The Free Press Journal

If it’s seafood, it must be Pratap

Pratap Lunch Home in Fort is a pilgrimage for seafood lovers

- TAPAN JOSHI / tweet: @tapanjoshi­28

Atiny, blink-and-miss eatery tucked away in a narrow South Mumbai lane is no stranger to Mumbai’s foodies. Pratap Lunch Home appears just another dot on the Janmabhoom­i Lane in Fort, but the restaurant is a gastronomi­c colossus from the time the city was called Bombay.

Pratap Lunch Home is now in its 61st year. It started as a humble quarter bar with a tiny AC section added later on. The restaurant underwent a complete overhaul sometime in the late 1990s to emerge as a ‘family restaurant’, which in Mumbai parlance is a place frequented by families, and where women patrons and children are comfortabl­e. The air-conditione­d restaurant is almost always full, even on weekdays, for lunch and dinner (on a weekend, be prepared to queue up outside if planning a dinner there). The interiors are a tribute to the great Mumbai/Goan cartoonist and painter Mario Miranda; the murals on the wall depicting daily life in a fishing gaonthan.

THE FOOD

The reason Pratap Lunch Home took off in a major way is not only because of the food quality, but also due to affordabil­ity. A giant crab, or a lobster, or indeed a large Pomfret at Pratap costs one-third of what they do in more-fancied Trishna or Mahesh Lunch Home a few hundred steps either side. Bombil (Bombay Duck) stuffed with prawns, crab, lobster, and jumbo prawns in butter garlic sauce or barbecued (tandoori) remain the best-sellers, along with traditiona­l Mangalorea­n dishes such as surmai and bangda pulimunchi (a spicy, thick gravy).
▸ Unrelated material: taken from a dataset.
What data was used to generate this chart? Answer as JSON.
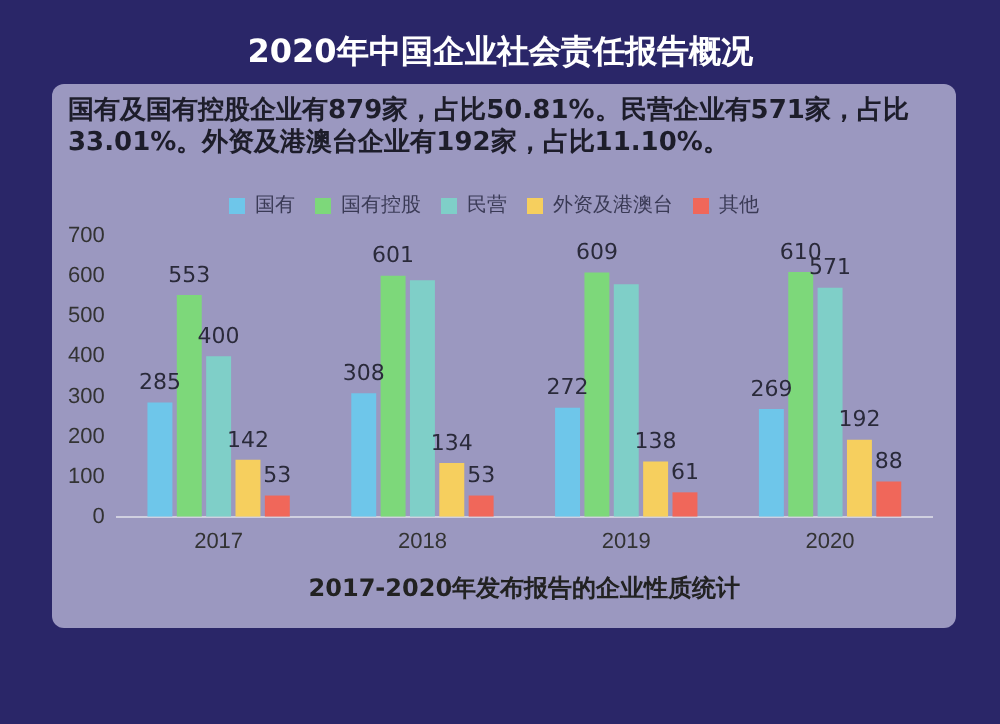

But it’s the old-world Bombay dishes that take me back to Pratap every time I’m in Fort. Surmai (Kingfish), tawa fried or deep fried, Pomfret gassi, neer dosa,

and steamed rice. The fish is fresh and crisp always; the gravies are tangy but not sour; the neer dosas are light and fluffy. And alcohol continues to be served in a ‘quarter’.